EVALUATING VISUAL IMPRESSIONS BASED ON GAZE ANALYSIS AND DEEP LEARNING: A CASE STUDY OF ATTRACTIVENESS EVALUATION OF STREETS IN DENSELY BUILT-UP WOODEN RESIDENTIAL AREA
Keywords: Gaze Analysis, Convolutional Neural Network, Grad-CAM, Densely Built-up Wooden Residential Area, Attractiveness, Google Street View, Questionnaire, Semantic Segmentation
Abstract. This paper examines the possibility of impression evaluation based on gaze analysis of subjects and deep learning, using an example of evaluating street attractiveness in densely built-up wooden residential areas. Firstly, the relationship between the subjects' gazing tendency and their evaluation of street image attractiveness is analysed by measuring the subjects' gaze with an eye tracker.
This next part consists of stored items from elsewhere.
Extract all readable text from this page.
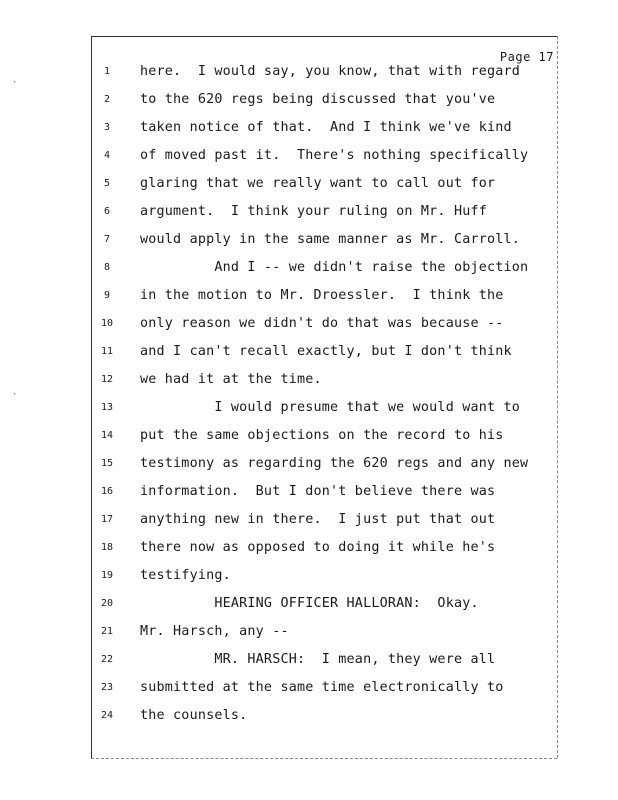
·
·
Page 17
1	here.  I would say, you know, that with regard
2	to the 620 regs being discussed that you've
3	taken notice of that.  And I think we've kind
4	of moved past it.  There's nothing specifically
5	glaring that we really want to call out for
6	argument.  I think your ruling on Mr. Huff
7	would apply in the same manner as Mr. Carroll.
8	And I -- we didn't raise the objection
9	in the motion to Mr. Droessler.  I think the
10	only reason we didn't do that was because --
11	and I can't recall exactly, but I don't think
12	we had it at the time.
13	I would presume that we would want to
14	put the same objections on the record to his
15	testimony as regarding the 620 regs and any new
16	information.  But I don't believe there was
17	anything new in there.  I just put that out
18	there now as opposed to doing it while he's
19	testifying.
20	HEARING OFFICER HALLORAN:  Okay.
21	Mr. Harsch, any --
22	MR. HARSCH:  I mean, they were all
23	submitted at the same time electronically to
24	the counsels.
Next, we construct a model that can estimate an attractiveness evaluation result using convolutional neural networks (CNNs), combined with the method of gradient-weighted class activation mapping (Grad-CAM) - these in in visualizing which street components can contribute to evaluating attractiveness. Finally, we discuss the similarity between the subjects' gaze tendencies and activation heatmaps created by Grad-CAM.